奇怪的是,尽管美国官员一再声称拥有“大量关键”证据,却至今未能拿出一项具有说服力的证据,来支撑他们针对中国的指控。相反,美国一些权威信源却反驳了上述部分指控。如美国顶级传染病专家安东尼·福奇博士认为,要求中国提前三个月就向国际社会通报疫情不合理;美国国立卫生研究院院长弗朗西斯·柯林斯博士则指出,新冠病毒不可能出自于人造;甚至连美国国家情报局局长办公室都在4月30日发布声明称,支持科学界的广泛共识,即新冠病毒并非人造,也未经过基因改编。

更奇怪的是,上述许多指控来自特朗普总统本人,而美国有线电视新闻网CNN网站在4月21日刊登的一篇文章显示,特朗普在1月22日至3月27日期间,一共称赞中国和习近平主席30多次,说中国“透明”、“专业”、“纪律严明”,以及在两国抗疫中的“富有合作精神”!

后来他对中国的态度突然逆转,除了试图为自己在防控疫情方面出人意料的惨败辩解、寻找替罪羊,从而确保赢得将在11月举行的大选之外,还有更合理的解释吗?也许最有力的证据,是美国媒体日前披露的共和党4月17日炮制的一份文件,其中建议将攻击中国作为特朗普选战活动的一项根本策略。

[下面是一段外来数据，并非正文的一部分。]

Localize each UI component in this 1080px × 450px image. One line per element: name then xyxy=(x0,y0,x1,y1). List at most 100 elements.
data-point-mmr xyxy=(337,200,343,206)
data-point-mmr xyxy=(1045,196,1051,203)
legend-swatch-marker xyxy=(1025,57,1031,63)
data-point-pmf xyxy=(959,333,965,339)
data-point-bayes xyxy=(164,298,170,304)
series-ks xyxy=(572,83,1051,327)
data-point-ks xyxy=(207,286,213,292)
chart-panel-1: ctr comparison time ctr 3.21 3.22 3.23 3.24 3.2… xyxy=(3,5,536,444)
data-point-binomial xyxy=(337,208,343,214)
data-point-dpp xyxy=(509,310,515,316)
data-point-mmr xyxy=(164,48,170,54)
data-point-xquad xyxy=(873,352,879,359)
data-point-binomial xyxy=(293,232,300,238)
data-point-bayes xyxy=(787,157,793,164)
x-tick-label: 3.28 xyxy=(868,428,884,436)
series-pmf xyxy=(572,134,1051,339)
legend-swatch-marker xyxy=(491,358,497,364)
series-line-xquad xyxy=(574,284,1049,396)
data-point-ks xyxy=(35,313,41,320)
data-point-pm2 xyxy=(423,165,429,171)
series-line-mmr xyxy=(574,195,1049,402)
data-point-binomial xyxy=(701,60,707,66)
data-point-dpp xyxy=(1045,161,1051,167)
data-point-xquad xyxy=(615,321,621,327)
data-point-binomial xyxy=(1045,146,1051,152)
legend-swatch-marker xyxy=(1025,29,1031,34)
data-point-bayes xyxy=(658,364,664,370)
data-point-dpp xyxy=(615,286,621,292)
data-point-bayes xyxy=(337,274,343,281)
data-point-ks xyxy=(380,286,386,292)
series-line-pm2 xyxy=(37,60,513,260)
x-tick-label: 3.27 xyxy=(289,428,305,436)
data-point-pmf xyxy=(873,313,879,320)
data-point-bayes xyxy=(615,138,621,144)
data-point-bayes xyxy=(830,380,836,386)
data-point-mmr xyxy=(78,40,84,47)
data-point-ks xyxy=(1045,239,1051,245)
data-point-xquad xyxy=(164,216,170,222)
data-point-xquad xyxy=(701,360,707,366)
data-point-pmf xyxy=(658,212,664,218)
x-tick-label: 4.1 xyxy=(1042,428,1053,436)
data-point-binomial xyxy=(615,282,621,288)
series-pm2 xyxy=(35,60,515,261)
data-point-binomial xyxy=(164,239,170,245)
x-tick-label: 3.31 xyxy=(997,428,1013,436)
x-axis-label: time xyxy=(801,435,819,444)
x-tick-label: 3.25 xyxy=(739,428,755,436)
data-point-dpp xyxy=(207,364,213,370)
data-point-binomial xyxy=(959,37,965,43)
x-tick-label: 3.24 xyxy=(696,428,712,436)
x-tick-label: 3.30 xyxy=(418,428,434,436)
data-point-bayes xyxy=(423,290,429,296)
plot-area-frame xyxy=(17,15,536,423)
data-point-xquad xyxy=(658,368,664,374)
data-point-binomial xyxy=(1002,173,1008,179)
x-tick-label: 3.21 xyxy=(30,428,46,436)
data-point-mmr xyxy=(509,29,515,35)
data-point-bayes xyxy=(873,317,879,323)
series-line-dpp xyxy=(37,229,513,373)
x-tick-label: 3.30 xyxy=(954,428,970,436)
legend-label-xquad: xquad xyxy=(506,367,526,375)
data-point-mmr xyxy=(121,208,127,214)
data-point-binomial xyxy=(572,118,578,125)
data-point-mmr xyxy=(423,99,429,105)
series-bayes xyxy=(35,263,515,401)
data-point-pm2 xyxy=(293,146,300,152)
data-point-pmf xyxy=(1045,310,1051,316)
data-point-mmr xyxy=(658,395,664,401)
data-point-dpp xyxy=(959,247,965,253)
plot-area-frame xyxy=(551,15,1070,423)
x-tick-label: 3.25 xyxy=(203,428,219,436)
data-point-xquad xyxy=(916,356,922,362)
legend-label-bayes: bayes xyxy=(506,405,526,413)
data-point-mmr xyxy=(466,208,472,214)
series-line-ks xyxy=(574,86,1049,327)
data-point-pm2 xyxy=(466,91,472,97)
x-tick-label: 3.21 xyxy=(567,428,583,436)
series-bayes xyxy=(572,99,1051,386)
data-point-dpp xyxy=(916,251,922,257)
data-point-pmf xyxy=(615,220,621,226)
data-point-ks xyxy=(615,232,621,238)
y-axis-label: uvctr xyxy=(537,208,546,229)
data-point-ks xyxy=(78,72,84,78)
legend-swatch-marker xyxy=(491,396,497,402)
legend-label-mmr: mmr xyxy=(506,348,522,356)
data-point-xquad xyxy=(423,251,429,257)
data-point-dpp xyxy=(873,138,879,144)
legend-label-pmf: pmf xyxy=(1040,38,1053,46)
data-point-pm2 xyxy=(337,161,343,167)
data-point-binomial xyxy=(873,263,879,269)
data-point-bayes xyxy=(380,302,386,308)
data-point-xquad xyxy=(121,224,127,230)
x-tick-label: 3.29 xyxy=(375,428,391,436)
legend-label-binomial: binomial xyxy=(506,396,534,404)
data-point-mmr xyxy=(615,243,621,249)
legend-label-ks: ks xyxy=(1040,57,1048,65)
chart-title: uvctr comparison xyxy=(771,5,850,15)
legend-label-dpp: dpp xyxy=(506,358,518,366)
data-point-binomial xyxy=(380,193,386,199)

在我看来,美国捏造上述不实指控的伎俩,必定会让阿拉伯读者联想起2003年美国对伊拉克发动侵略战争之前的类似做法。当时,小布什政府声称掌握了伊拉克拥有大规模杀伤性武器的“确凿”证据,而此后发生的故事人人皆知。

我和绝大多数中国人一样,同情美国人民因疫情遭受的巨大损失,也能理解特朗普及其助手们在当前局势下的焦虑。但是,出于选举政治,就可以不择手段、不顾道德地捏造谎言、信口开河吗?在此我想起一句阿拉伯谚语:“萨阿德,牵骆驼去饮水,不能这么干!”(泰山不是垒的,火车不是推的!

下面谈谈在美国或其他国家,有人试图提出法律诉讼,要求追责中国,迫使其支付天文数字的经济赔偿。显然,这些针对中国的“滥诉”没有事实基础、没有法律依据、也没有国际先例,一旦得逞必将造成世界大乱。譬如,必然有人会仿照此例,要求美国或墨西哥赔偿H1N1流感夺去1万多人生命的损失;也必然会有人要求美国赔偿,1981年在美国出现的艾滋病迄今已造成2200万人死亡的巨大损失。

此外,伊拉克和利比亚是否也该要求美国、英国、法国赔偿两场侵略战争造成的巨大生命和财产损失?在我看来,一个人得有多么大的想象力才能想到,象中国这样一个人口、文明、政治、经济、军事大国会屈从于这种滥诉?不要忘了,新冠疫情并非人类历史上第一次疫情,也不可能是最后一次。假如下一个疫病在一个中小国家起源,并殃及全世界,那么其他国家是否要吞噬这个国家?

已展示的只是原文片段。